Footwashing is not often associated with Christmas. Most often, it belongs to Maundy Thursday—the night before Good Friday, the last day in Lent, and the commemoration of the hour when Jesus, the servant, knelt with a washbasin before his disciples. Yet if you spend some time unraveling the historical cords you can find links. Advent, after all, originally took its cues from Lent. In the first century after Christ, the forty days of Lent became a season of study and preparation for Easter, when new believers were often baptized together. Over time Christians also adopted another forty-day term of preparation, this one for Epiphany, the Eastern celebration on January 6. Now, our own twenty-seven days of Advent anticipate the Western “mass of Christ” on December 25, even as they also remind us that we still watch for Christ’s return.
To be honest, I am not always sure how to prepare during Advent, so strangely overloaded with shopping, travel and the end-of-semester fury. I do love the candles that begin to fill the December nights, even the electric ones on windowsills that spread across the ice and snow. With all of their hopefulness, though, they also convey a cozy insularity, a house shut up against the dark and the cold and the forlorn. But Advent is equally full of sun-struck moments, with friends, colleagues, neighbors and family members often over-worn by the pressures and anxieties of their own journeys. I can’t tell you how often I have rushed to meet Christmas tasks without stopping to listen, to soothe a dry spirit, simply to wait with the sojourner. In retrospect, of course, I know the gestures and conversations that should have happened. Advent should be the courage to follow through.

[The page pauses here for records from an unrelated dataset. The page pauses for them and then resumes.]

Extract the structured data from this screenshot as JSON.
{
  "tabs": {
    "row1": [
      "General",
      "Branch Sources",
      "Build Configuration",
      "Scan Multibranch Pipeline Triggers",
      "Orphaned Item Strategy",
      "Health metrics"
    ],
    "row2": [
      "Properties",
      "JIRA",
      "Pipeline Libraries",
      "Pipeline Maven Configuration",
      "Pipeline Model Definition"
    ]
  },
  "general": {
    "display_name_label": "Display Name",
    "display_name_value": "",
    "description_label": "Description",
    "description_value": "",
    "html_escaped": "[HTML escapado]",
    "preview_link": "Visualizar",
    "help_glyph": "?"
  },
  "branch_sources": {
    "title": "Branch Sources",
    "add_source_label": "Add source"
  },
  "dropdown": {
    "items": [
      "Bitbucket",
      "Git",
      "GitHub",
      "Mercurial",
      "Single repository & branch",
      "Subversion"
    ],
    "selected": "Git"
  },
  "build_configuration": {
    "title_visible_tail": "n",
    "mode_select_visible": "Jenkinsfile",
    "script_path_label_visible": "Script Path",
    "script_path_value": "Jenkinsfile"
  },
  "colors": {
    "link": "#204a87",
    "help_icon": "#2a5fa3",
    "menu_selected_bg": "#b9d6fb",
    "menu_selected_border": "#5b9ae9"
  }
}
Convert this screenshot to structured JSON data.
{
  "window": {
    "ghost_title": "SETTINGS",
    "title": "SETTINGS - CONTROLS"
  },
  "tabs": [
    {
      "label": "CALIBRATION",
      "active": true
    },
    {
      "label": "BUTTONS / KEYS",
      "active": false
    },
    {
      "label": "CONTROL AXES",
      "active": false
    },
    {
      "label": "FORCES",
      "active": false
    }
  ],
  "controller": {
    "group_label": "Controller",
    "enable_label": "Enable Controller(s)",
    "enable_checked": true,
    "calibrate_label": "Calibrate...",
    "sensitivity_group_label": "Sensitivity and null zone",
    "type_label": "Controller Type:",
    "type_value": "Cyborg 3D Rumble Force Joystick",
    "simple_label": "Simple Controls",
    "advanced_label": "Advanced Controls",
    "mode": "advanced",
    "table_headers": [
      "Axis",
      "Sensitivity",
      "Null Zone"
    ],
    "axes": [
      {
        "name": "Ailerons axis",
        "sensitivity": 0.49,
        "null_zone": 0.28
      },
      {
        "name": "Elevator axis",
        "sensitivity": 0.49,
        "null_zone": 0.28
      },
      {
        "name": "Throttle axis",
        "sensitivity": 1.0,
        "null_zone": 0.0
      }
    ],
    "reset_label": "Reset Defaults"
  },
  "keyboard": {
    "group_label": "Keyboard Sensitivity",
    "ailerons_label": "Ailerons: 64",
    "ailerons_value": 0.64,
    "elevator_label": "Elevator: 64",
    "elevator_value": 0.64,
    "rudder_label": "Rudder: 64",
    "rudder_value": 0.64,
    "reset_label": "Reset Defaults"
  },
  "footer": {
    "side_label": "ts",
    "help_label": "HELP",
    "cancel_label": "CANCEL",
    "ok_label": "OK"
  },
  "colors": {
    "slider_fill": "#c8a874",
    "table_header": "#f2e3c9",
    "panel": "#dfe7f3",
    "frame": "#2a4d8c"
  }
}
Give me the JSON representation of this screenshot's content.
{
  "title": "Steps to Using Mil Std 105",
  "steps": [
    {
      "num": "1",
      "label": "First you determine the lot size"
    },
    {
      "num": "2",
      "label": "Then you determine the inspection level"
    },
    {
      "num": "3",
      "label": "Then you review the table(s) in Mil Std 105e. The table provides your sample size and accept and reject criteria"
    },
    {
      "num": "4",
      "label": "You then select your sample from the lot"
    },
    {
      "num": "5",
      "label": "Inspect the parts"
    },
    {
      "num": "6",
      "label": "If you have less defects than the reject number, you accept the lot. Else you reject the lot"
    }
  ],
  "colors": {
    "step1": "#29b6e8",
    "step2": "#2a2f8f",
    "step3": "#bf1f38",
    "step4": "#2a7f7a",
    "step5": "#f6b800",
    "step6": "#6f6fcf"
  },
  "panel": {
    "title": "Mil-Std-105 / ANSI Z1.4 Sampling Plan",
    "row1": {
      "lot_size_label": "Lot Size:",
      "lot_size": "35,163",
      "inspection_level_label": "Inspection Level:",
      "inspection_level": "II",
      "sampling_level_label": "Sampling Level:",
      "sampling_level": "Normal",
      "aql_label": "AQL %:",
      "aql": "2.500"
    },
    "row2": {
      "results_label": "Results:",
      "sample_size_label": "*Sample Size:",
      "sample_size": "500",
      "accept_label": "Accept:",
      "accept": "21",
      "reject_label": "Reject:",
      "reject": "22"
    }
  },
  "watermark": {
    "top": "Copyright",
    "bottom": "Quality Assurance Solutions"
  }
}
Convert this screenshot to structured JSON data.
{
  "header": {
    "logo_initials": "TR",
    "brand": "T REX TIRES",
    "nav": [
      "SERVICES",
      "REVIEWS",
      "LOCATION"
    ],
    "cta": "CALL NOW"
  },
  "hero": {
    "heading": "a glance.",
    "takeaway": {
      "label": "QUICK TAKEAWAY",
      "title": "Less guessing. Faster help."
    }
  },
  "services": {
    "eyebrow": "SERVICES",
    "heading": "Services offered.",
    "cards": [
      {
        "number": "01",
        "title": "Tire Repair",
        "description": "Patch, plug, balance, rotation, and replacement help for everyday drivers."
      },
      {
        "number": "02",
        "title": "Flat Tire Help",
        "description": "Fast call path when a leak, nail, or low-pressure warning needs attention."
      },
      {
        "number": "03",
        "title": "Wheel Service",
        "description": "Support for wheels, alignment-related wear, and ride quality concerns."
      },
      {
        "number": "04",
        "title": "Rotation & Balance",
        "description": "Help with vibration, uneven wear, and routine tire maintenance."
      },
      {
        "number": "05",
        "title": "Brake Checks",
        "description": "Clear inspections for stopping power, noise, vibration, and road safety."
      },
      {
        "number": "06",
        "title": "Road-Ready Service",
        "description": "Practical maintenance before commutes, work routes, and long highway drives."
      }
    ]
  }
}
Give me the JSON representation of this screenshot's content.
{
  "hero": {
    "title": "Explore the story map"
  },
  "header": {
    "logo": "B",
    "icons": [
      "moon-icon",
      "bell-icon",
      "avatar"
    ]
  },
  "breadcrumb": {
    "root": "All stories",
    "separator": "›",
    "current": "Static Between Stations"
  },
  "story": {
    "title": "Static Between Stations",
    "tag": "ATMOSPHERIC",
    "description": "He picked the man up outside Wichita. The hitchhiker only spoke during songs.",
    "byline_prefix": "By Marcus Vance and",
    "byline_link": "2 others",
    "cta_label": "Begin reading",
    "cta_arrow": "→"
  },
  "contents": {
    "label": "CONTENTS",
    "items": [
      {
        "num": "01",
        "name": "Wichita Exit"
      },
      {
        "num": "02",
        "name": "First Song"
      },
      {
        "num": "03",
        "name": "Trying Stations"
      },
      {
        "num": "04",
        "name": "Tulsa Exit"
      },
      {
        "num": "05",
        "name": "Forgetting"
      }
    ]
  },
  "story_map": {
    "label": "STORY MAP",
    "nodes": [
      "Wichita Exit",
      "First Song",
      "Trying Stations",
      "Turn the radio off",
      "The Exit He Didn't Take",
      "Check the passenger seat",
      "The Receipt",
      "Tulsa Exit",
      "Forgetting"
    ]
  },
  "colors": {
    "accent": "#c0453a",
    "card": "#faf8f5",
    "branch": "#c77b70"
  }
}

I was an adult before I saw my first white Christmas, now more than two decades ago. We were living in the Netherlands at the time, spending Christmas Eve with my father-in-law’s relatives in Apeldoorn, a forested village east of Amsterdam. In the back of the Reformed Church a mahogany pew waits empty, just in case the queen should arrive. There was no royalty present that Christmas Eve, as the congregation, surrounded by candles, sang traditional carols, the melodies familiar to us even as we stumbled through the Dutch words. Then as the service drew to a close the people rose, seemingly without a cue, and with a new solemnity began the refrains of “Ere Zij God.”
I had not anticipated the hymn. It was if I was hearing for the first time the old tune and the heritage of faith that had sustained my in-laws on their own journey through the Depression, eventually ending thousands of miles from their childhood churches and farms. I hear in that anthem now the grand paradox of Christmas: that God was on high, even as he took on humanity in abject poverty, in an occupied, sun-scorched territory, far from his family’s home.
At some point during the service the snow began to fall, striking against the sanctuary windows, whitewashing the cobblestones along the roads and the footpaths through the fields.